Alexandra Gorski, seit November 2019 unteren anderen für die Wirtschaftsförderung zuständig, erläuterte es in ihrer Vorlage für die jüngste Gemeinderatssitzung: "Die Nutzung gemeinschaftlicher Räume, die Bündelung von Erfahrung und Kreativität, aber auch der Verringerung der Kosten angesichts steigender Büromieten sind Coworking Spaces eine beliebte Alternative zum klassischen Büro." 500 solcher Räume gebe es bereits in Deutschland. Gorski sprach von einem "Leuchtturmprojekt" für den Brucker Landkreis. Doch dem Gemeinderat war dieses Leuchtturmprojekt zu diffus. Das Gremium hat die von Münster in Aussicht gestellte Anschubfinanzierung von 18 000 Euro erst einmal zurückgewiesen. "Eine staatliche Förderung gibt es nicht", hatte Gorski eruiert. Umgesetzt werden sollte das Projekt in den ehemaligen Räumen des Kaufhauses Schmotz in der Eichenauer Hauptstraße. Start-Up-Unternehmen würden sich für die Einmietung interessieren, so die Hoffnung der Gemeinde. Dort stehen freie Ladenflächen mit einer Gesamtfläche von 261 Quadratmetern zur Verfügung. Hauptmieterin der Räume wäre die Gemeinde. Zwei potenzielle Untermieter hätten sich bereits gefunden, berichtete Münster. "Die wollen jedoch nicht, wie erhofft, als Manager zur weiteren Vermarktung der Räume auftreten", bedauerte er den Rückzieher der beiden Initiatoren, die eine Vermarktung der Räume zeitlich nicht in ihrem Arbeitsbudget unterbringen konnten.
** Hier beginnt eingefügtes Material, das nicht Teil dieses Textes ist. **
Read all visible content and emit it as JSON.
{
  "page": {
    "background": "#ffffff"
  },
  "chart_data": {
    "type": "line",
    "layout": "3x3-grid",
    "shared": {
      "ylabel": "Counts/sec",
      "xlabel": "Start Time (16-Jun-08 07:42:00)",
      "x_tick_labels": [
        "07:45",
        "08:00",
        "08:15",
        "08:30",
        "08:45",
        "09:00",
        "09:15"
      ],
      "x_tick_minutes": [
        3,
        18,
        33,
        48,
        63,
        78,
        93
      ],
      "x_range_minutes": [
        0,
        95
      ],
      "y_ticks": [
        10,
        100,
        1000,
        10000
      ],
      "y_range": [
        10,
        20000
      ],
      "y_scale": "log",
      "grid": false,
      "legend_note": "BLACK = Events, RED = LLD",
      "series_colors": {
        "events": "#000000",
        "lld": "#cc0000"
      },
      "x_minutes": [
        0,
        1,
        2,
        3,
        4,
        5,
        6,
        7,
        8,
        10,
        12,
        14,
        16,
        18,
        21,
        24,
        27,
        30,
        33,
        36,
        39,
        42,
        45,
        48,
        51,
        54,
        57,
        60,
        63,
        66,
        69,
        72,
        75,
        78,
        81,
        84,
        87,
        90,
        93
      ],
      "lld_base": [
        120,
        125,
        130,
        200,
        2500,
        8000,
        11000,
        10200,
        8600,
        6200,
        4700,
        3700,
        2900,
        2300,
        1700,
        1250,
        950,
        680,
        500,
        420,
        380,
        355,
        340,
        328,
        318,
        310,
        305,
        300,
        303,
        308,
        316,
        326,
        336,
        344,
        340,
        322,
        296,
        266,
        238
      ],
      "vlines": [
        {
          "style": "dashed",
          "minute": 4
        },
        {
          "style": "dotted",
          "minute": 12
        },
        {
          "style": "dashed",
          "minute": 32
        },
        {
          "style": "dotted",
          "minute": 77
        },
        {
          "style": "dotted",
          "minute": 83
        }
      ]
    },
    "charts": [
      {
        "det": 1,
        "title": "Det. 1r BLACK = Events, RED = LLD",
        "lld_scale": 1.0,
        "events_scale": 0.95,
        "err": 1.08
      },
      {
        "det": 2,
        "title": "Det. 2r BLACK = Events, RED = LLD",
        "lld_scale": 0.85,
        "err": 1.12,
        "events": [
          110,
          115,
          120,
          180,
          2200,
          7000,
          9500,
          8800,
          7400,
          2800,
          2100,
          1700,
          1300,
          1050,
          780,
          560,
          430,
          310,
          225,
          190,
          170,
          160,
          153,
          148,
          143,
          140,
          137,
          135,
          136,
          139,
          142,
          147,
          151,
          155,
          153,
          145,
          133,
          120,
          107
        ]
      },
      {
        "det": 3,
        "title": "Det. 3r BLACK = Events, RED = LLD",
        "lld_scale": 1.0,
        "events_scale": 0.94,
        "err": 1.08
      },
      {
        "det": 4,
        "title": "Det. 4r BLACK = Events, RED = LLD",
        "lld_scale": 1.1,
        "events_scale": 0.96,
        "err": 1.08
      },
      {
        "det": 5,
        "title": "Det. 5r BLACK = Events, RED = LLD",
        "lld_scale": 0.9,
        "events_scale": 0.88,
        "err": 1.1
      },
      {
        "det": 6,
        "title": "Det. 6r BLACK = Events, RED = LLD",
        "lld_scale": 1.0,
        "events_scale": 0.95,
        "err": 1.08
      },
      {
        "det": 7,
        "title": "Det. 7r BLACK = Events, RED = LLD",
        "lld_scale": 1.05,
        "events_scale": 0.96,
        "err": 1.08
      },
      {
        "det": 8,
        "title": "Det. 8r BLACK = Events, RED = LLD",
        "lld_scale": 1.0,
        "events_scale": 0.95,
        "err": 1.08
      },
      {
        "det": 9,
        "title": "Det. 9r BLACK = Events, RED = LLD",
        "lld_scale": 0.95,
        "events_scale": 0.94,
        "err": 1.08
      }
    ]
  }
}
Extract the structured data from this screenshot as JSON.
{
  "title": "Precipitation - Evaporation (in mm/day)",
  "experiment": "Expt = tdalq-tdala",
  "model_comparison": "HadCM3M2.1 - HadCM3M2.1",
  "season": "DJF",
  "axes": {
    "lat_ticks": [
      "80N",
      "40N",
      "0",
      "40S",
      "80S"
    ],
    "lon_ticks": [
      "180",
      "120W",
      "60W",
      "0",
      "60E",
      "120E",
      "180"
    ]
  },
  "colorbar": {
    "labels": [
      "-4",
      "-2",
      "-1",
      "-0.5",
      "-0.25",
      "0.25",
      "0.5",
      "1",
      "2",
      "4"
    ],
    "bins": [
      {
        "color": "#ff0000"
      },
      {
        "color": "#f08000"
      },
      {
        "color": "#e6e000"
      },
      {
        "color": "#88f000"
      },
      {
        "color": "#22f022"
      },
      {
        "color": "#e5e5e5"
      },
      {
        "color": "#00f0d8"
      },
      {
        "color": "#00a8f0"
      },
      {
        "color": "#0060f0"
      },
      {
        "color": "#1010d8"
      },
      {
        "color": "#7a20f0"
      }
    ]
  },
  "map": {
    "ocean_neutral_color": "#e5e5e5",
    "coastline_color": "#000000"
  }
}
80 Prozent der Vermarktungserlöse sollen an die Manager gehen, 20 Prozent an die Gemeinde. "Einen Gemeindemanager können wir nicht finanzieren", beschrieb Münster das Dilemma. Das sah auch die Mehrheit des Gemeinderates so und forderte ein neues, tragfähiges Konzept von der Verwaltung. Bis dahin wird das Open House Eichenau, für das sich Bürgermeister Münster seit Jahren stark macht, nicht weiter verfolgt.